One of the many policy questions the Canada Emergency Response Benefit has raised is that of the role of automatic stabilizers built into our federal fiscal policy. The ones we had going into this crisis, frankly, don’t work. CERB is giving us a glimpse of what it might be like if they did.
An automatic stabilizer is a permanent part of the government’s financial framework that, by design, contracts or expands with the ups and downs of the economy. In doing so, these stabilizers automatically increase fiscal support when the economy is ailing, and reduce it when times are good. And they do so pretty much in sync with the need, without having to wait for governments to develop a new program or pass a new spending bill to address the fallout from an economic shock.
In normal circumstances, only about 40 per cent of unemployed Canadians actually qualify for EI; the rest are self-employed who don’t pay into the EI plan, or short-term staff who haven’t worked enough hours or weeks to qualify, or students entering the work force, or gig workers who don’t have traditional employment arrangements, or people whose EI benefits have run out.
But the COVID-19 downturn provided dramatic proof that Canada’s EI system isn’t nearly up to the task. Almost instantly, it proved too slow, and too exclusionary, to measure up to the crisis at hand.
The EI system is riddled with holes, and the COVID-19 crisis quickly exposed them. All those gaps not only make it a lousy income-support system for a lot of Canadians, they also make EI a poor automatic stabilizer – it doesn’t capture enough of the economy to be truly responsive to downturns.
“We’ve known for a long time that [existing] automatic stabilizers are not very sensitive to the economy,” Bank of Canada Governor Stephen Poloz said recently.
The central bank’s experimental simulations suggest that our stabilizers, led by EI, can deliver the stimulative equivalent of only about a 0.2-percentage-point cut in interest rates in the event of a typical economic shock.
It’s not nothing, but it’s not much. Remember that in the 2008-09 financial crisis, the Bank of Canada cut its key rate by more than four percentage points. In the current crisis, the bank cut by only 1.5 points, but that’s because its rate was a thin 1.75 per cent when it started; it essentially ran out of cutting runway, stopping at 0.25 per cent.

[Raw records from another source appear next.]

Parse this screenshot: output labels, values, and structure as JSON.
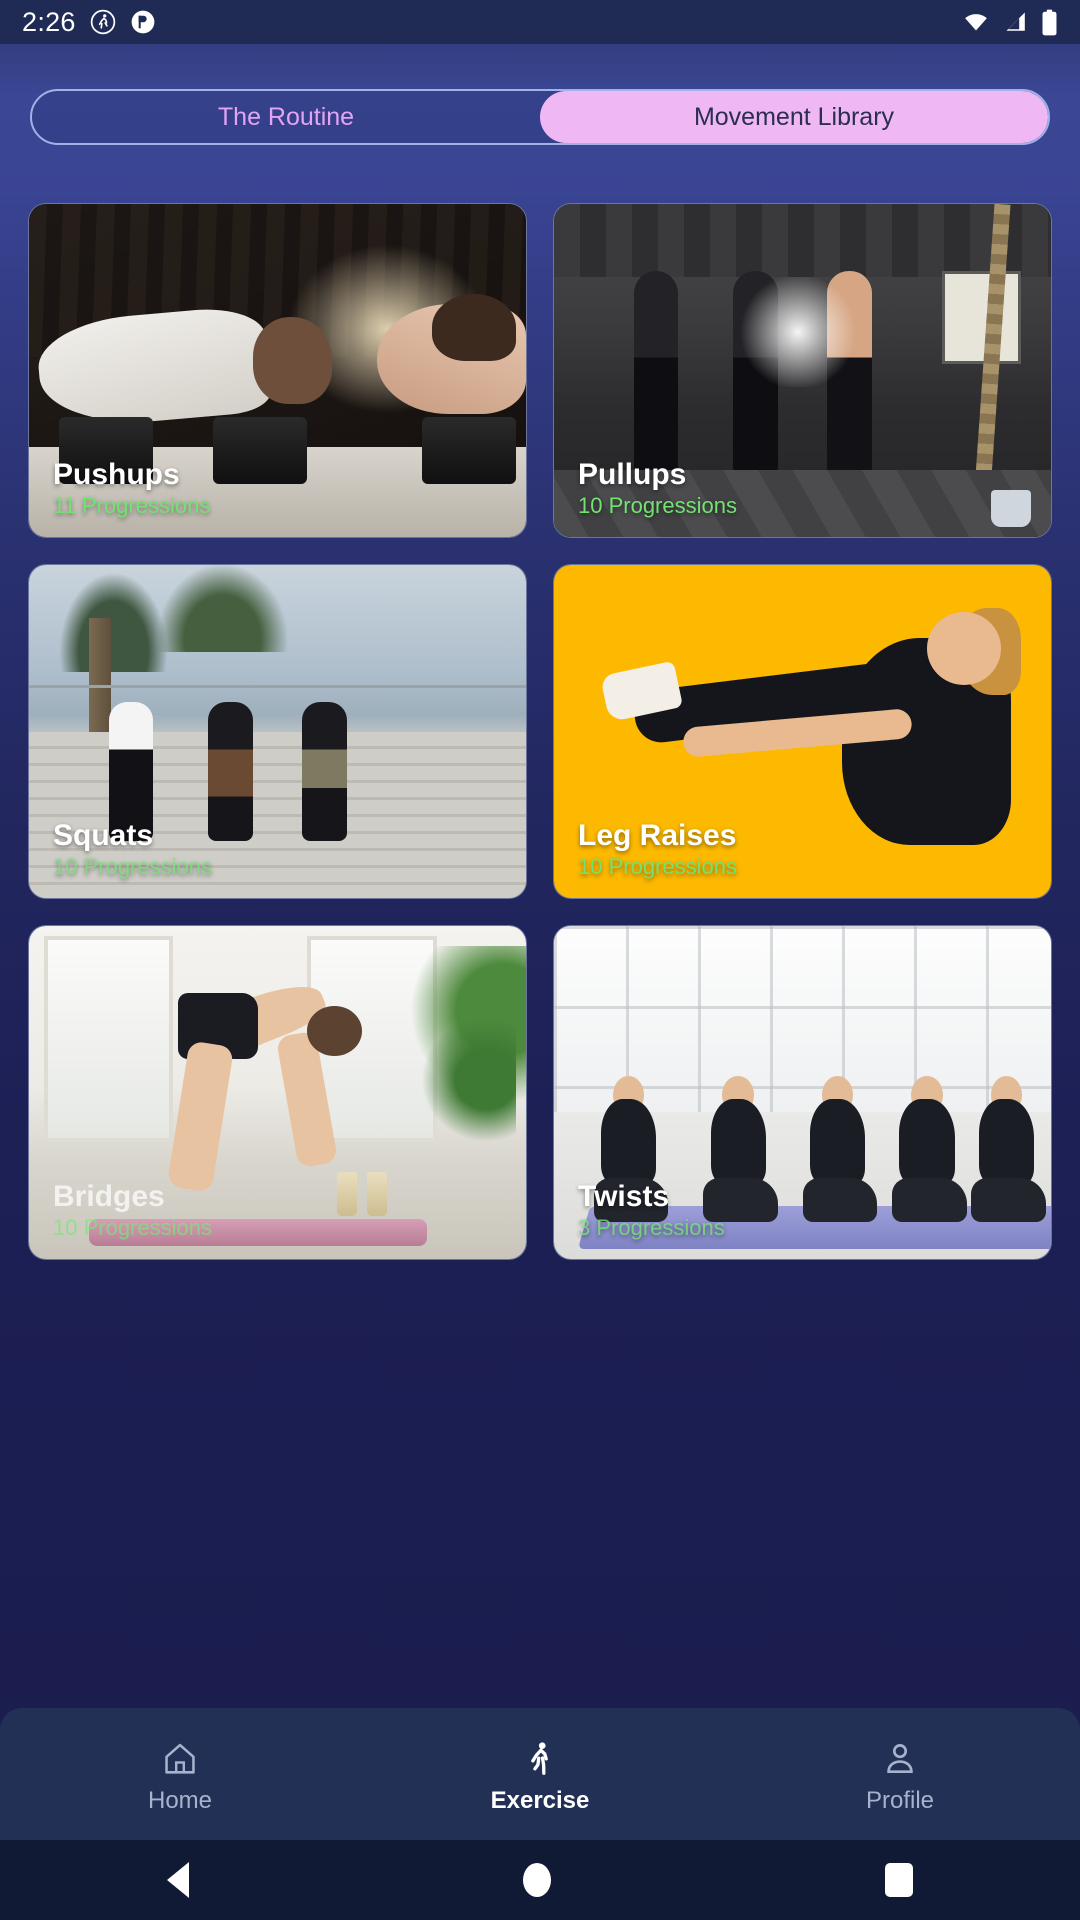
{
  "status_bar": {
    "time": "2:26",
    "left_icons": [
      "directions-run-icon",
      "do-not-disturb-icon"
    ],
    "right_icons": [
      "wifi-icon",
      "cellular-signal-icon",
      "battery-icon"
    ]
  },
  "tabs": {
    "items": [
      {
        "label": "The Routine",
        "active": false
      },
      {
        "label": "Movement Library",
        "active": true
      }
    ],
    "active_bg": "#efb8f5",
    "inactive_text": "#e3a4f2",
    "border": "#9fb3e8"
  },
  "library": {
    "cards": [
      {
        "title": "Pushups",
        "progressions": "11 Progressions",
        "art": "pushups"
      },
      {
        "title": "Pullups",
        "progressions": "10 Progressions",
        "art": "pullups"
      },
      {
        "title": "Squats",
        "progressions": "10 Progressions",
        "art": "squats"
      },
      {
        "title": "Leg Raises",
        "progressions": "10 Progressions",
        "art": "legraises"
      },
      {
        "title": "Bridges",
        "progressions": "10 Progressions",
        "art": "bridges"
      },
      {
        "title": "Twists",
        "progressions": "3 Progressions",
        "art": "twists"
      }
    ],
    "title_color": "#ffffff",
    "progression_color": "#72e272",
    "accent_yellow": "#fcb900"
  },
  "bottom_nav": {
    "items": [
      {
        "label": "Home",
        "icon": "home-icon",
        "active": false
      },
      {
        "label": "Exercise",
        "icon": "running-person-icon",
        "active": true
      },
      {
        "label": "Profile",
        "icon": "person-icon",
        "active": false
      }
    ],
    "background": "#223056"
  },
  "system_nav": {
    "back": "back-triangle-icon",
    "home": "home-circle-icon",
    "recents": "recents-square-icon"
  },
  "theme": {
    "background_top": "#3b4795",
    "background_bottom": "#191b4b",
    "status_bar_bg": "#1f2a55"
  }
}
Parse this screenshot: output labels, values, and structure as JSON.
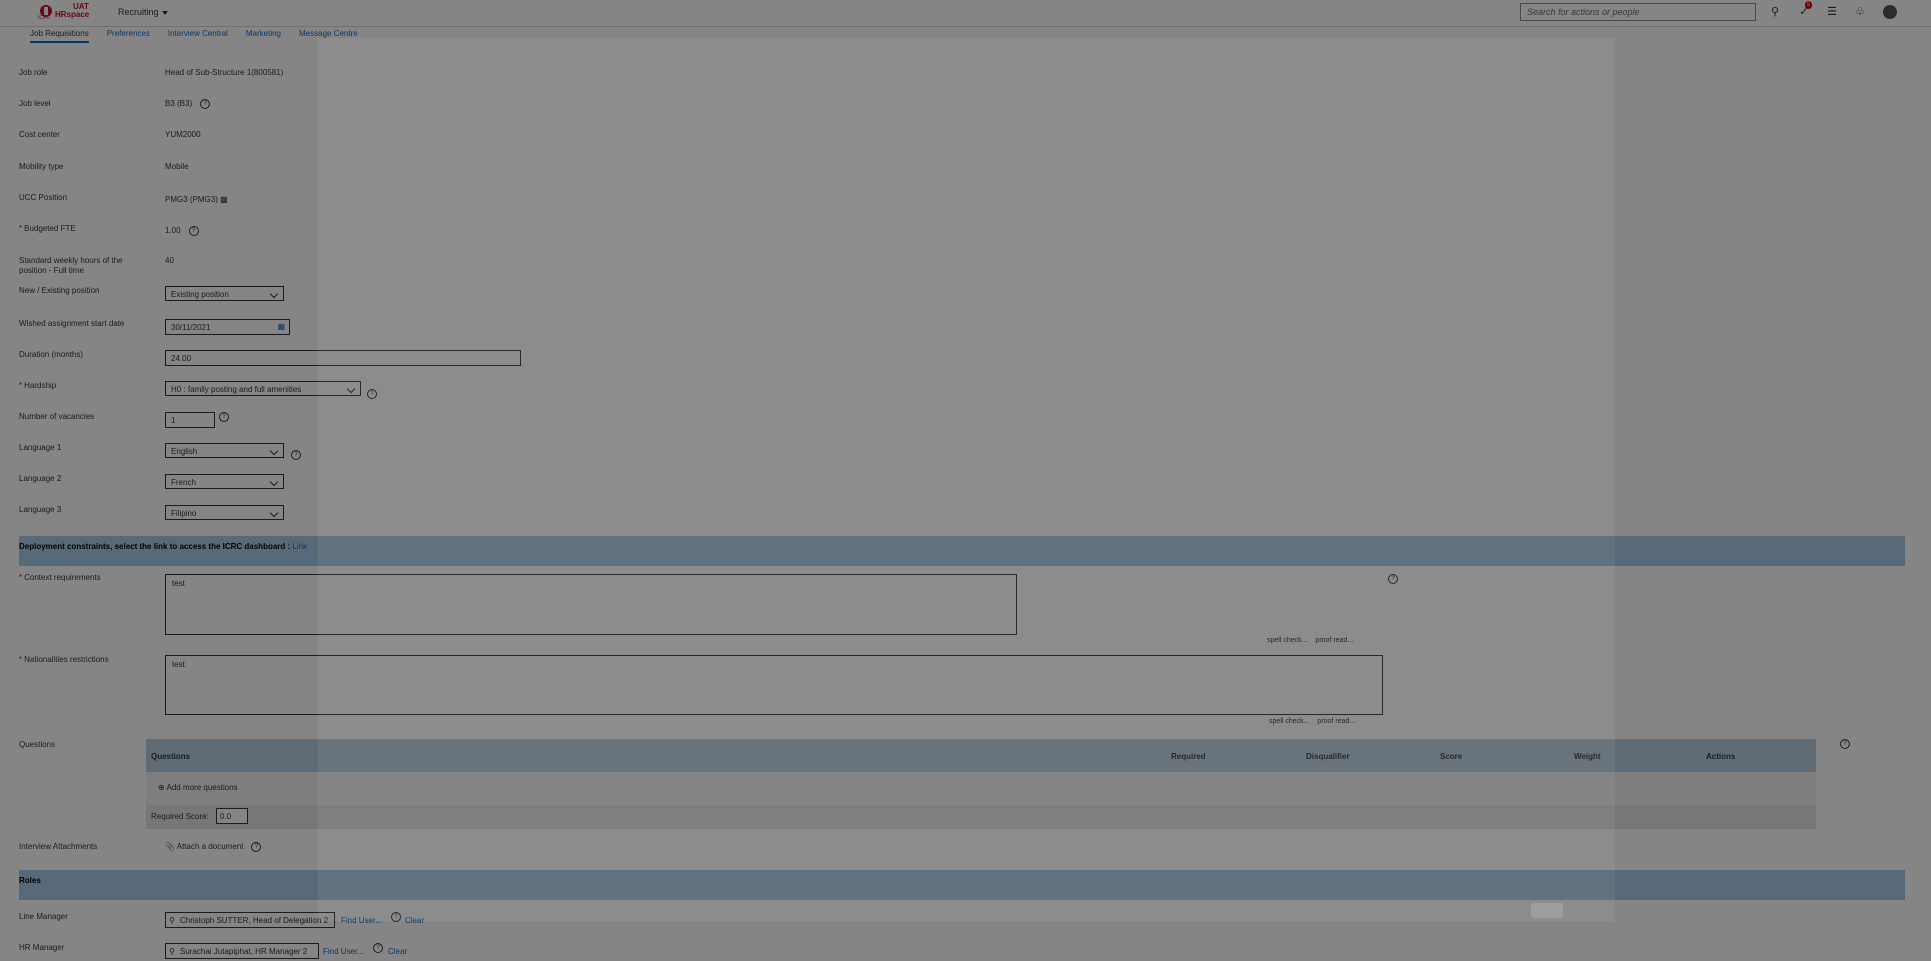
{
  "header": {
    "brand_top": "UAT",
    "brand_bottom": "HRspace",
    "brand_small": "ICRC",
    "module": "Recruiting",
    "search_placeholder": "Search for actions or people",
    "notification_count": "5"
  },
  "tabs": [
    "Job Requisitions",
    "Preferences",
    "Interview Central",
    "Marketing",
    "Message Centre"
  ],
  "fields": {
    "job_role": {
      "label": "Job role",
      "value": "Head of Sub-Structure 1(800581)"
    },
    "job_level": {
      "label": "Job level",
      "value": "B3 (B3)"
    },
    "cost_center": {
      "label": "Cost center",
      "value": "YUM2000"
    },
    "mobility_type": {
      "label": "Mobility type",
      "value": "Mobile"
    },
    "ucc_position": {
      "label": "UCC Position",
      "value": "PMG3 (PMG3)"
    },
    "budgeted_fte": {
      "label": "Budgeted FTE",
      "value": "1.00"
    },
    "weekly_hours": {
      "label": "Standard weekly hours of the position - Full time",
      "value": "40"
    },
    "new_existing": {
      "label": "New / Existing position",
      "value": "Existing position"
    },
    "start_date": {
      "label": "Wished assignment start date",
      "value": "30/11/2021"
    },
    "duration": {
      "label": "Duration (months)",
      "value": "24.00"
    },
    "hardship": {
      "label": "Hardship",
      "value": "H0 : family posting and full amenities"
    },
    "vacancies": {
      "label": "Number of vacancies",
      "value": "1"
    },
    "language1": {
      "label": "Language 1",
      "value": "English"
    },
    "language2": {
      "label": "Language 2",
      "value": "French"
    },
    "language3": {
      "label": "Language 3",
      "value": "Filipino"
    }
  },
  "deployment": {
    "heading": "Deployment constraints, select the link to access the ICRC dashboard :",
    "link": "Link",
    "context_label": "Context requirements",
    "context_value": "test",
    "nationalities_label": "Nationalities restrictions",
    "nationalities_value": "test",
    "spell_check": "spell check...",
    "proof_read": "proof read..."
  },
  "questions": {
    "label": "Questions",
    "columns": [
      "Questions",
      "Required",
      "Disqualifier",
      "Score",
      "Weight",
      "Actions"
    ],
    "add_more": "Add more questions",
    "required_score_label": "Required Score:",
    "required_score_value": "0.0"
  },
  "interview": {
    "label": "Interview Attachments",
    "attach": "Attach a document"
  },
  "roles": {
    "heading": "Roles",
    "line_manager_label": "Line Manager",
    "line_manager_value": "Christoph SUTTER, Head of Delegation 2",
    "hr_manager_label": "HR Manager",
    "hr_manager_value": "Surachai Jutapiphat, HR Manager 2",
    "find_user": "Find User...",
    "clear": "Clear"
  }
}
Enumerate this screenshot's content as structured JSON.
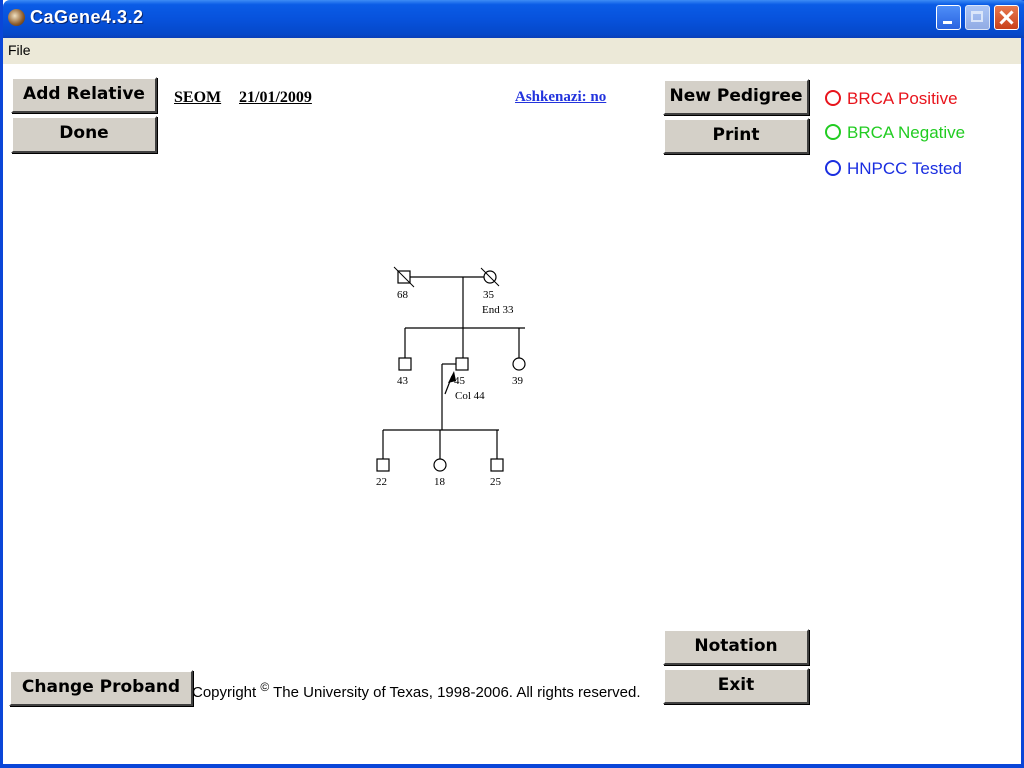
{
  "window": {
    "title": "CaGene4.3.2"
  },
  "menu": {
    "items": [
      "File"
    ]
  },
  "buttons": {
    "add_relative": "Add Relative",
    "done": "Done",
    "new_pedigree": "New Pedigree",
    "print": "Print",
    "notation": "Notation",
    "exit": "Exit",
    "change_proband": "Change Proband"
  },
  "header": {
    "center": "SEOM",
    "date": "21/01/2009",
    "ashkenazi": "Ashkenazi: no"
  },
  "legend": [
    {
      "label": "BRCA Positive",
      "color": "#e8141c"
    },
    {
      "label": "BRCA Negative",
      "color": "#22cc22"
    },
    {
      "label": "HNPCC Tested",
      "color": "#1a2ee0"
    }
  ],
  "pedigree": {
    "grandfather": {
      "age": "68",
      "sex": "male",
      "deceased": true
    },
    "grandmother": {
      "age": "35",
      "sex": "female",
      "deceased": true,
      "note": "End 33"
    },
    "uncle": {
      "age": "43",
      "sex": "male"
    },
    "proband": {
      "age": "45",
      "sex": "male",
      "note": "Col 44",
      "proband": true
    },
    "aunt": {
      "age": "39",
      "sex": "female"
    },
    "child1": {
      "age": "22",
      "sex": "male"
    },
    "child2": {
      "age": "18",
      "sex": "female"
    },
    "child3": {
      "age": "25",
      "sex": "male"
    }
  },
  "footer": {
    "copyright_prefix": "Copyright",
    "copyright_symbol": "©",
    "copyright_text": "The University of Texas, 1998-2006.  All rights reserved."
  }
}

To its credit, the federal government whipped up CERB with remarkable speed, establishing in days a program on a scale that would usually take a government months, if not years. As policy, as we’ve seen from some of the issues that have arisen, it’s imperfect. But as an economic stabilizer, it ticks all the boxes: A near-instant fiscal response that will expand and contract to more or less match the scale of the shock.
But if and when CERB goes away, we’ll be back to an EI system that, in big-picture economic terms, is a very weak gear in the fiscal machinery.
This issue is increasingly pressing now that the Bank of Canada has taken its interest rate to near zero. If another economic shock hits before rates can creep back up toward normal – which will probably take years – the bank has essentially no conventional policy ammunition left to fight it. We’ll need to rely on the fiscal side to deliver the economic support – and it would help if it had better built-in mechanisms for the job.
Mr. Poloz argued that CERB could provide a model for just that kind of mechanism.
"Adding that tool to the fiscal tool kit is the sort of thing that could make the fiscal delivery more automatically sensitive to the economic cycle,” he said.
Of course, CERB is designed as an emergency measure. A lot of questions would have to be answered to pursue something that looked like CERB as a permanent program – not the least of which is cost, who is to pay for it and how. Still, the current experience has shown that if we want the economy to weather severe shocks and contain the damage, we’re going to need something more broad and responsive than EI to provide a meaningful fiscal stabilizer, and take more of the burden off monetary policy that has been stretched very thin.
"Stronger automatic stabilizers would be a good investment for society to make,” Mr. Poloz said.